The assisted living facility which I almost call home had a water pipe burst, causing a bit of damage. Nothing major, only 6 inches of water on the floor and all of the residents had to hang out in the neighbors livingroom (aka, a motel lobby.) That evening they found themselves unhappily deposited in a nursing home 25 minutes away and 25 points down the ladder from our 5 star haven. The employees are likewise tended towards ill-natured mutterings concerning the extended drive and low-scale facility. We're looking at 6 months of living double, so to speak, while the pipe healers do their thing. To say work has not been pretty is like telling Georgian and Floridian folks that a hurricane is mythier than unicorns. The total amount of time I've felt like breaking down in the last few days is solely outweighed by the 30,000 people swirling around at constant intervals. I made a pledge my first morning in the new situation.

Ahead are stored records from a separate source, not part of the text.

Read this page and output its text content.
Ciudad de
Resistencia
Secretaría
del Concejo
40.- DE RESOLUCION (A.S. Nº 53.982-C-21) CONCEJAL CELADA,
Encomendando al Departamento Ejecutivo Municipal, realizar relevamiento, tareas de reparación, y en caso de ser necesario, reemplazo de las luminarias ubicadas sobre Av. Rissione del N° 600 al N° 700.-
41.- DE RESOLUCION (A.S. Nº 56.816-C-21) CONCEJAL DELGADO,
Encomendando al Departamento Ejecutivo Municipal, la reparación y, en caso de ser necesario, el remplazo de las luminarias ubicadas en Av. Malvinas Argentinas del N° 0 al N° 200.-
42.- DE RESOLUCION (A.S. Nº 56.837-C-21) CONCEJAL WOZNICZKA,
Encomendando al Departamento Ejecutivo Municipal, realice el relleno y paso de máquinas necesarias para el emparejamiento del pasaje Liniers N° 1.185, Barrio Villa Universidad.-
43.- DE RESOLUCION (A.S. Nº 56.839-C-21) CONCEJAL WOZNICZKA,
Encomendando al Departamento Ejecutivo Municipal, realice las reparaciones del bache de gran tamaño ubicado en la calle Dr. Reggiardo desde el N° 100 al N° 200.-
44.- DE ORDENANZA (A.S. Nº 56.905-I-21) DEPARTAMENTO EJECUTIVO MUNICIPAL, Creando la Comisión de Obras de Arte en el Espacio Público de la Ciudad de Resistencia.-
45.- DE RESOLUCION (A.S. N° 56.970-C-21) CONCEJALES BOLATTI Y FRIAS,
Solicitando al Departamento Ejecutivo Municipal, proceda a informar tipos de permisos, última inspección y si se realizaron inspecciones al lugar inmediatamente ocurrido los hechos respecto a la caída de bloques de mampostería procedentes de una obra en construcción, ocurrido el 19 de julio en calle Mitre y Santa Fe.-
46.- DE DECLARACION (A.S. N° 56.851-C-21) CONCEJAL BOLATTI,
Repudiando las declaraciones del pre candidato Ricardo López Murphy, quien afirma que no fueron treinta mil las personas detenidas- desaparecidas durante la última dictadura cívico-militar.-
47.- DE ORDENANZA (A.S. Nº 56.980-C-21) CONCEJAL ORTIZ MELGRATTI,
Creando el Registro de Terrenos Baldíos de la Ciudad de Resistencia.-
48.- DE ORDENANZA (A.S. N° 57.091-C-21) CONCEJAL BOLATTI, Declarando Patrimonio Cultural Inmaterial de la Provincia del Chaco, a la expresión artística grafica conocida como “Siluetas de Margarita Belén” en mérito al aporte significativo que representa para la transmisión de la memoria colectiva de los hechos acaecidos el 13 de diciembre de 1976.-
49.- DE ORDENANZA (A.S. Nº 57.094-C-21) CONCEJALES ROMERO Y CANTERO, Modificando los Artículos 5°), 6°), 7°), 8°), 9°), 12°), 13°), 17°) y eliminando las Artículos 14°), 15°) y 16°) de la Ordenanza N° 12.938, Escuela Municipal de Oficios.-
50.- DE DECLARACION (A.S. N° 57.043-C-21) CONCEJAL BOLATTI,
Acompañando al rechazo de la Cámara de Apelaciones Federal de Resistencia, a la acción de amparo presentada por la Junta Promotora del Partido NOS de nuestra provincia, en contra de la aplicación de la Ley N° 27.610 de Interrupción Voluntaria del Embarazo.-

I'm gonna be the cheerful, upbeat CNA who is blithely undeterred from circumstances. (Haha, bet you thought I wouldn’t hear you cackling over there.) My cheerful, upbeatedness lasted 20 seconds.

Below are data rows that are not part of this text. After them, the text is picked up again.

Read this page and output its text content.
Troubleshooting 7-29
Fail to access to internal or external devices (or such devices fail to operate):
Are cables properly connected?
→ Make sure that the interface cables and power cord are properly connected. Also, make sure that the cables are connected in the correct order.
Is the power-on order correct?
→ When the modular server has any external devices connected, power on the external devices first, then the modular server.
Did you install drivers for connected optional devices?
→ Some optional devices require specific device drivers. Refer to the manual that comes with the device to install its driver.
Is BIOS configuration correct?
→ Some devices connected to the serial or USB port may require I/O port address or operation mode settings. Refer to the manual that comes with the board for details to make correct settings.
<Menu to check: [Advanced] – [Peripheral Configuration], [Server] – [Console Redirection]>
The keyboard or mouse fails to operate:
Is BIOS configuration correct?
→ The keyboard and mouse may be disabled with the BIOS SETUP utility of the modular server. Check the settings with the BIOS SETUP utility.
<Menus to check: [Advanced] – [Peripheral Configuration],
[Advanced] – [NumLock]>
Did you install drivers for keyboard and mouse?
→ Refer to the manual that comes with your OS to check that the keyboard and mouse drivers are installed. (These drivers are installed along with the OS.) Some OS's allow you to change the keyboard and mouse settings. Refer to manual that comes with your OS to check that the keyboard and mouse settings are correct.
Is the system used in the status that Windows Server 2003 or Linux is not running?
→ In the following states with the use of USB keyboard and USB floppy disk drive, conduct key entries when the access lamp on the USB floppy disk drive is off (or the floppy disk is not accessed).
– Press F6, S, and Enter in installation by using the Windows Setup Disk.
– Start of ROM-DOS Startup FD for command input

But. Wisconsin. has. snow. Let me tell you unwashed1 friends out there that singing Silent Night while flakes dance to the unhurried twilight music of December creates a feeling of unwarranted joy. Melodies from 20 larynxes fade into the distant, beautifully off-beat metronome of snow drops. And God so desired that I be a part of it.
I guess the moral of this post is if you're constructing water pipes, put your heart into it. Please. Joy is discoverable in snowflakes, but contentedness is founded in the norm of dry ceilings and floors.
a favorite phrase of author Terry Grosz.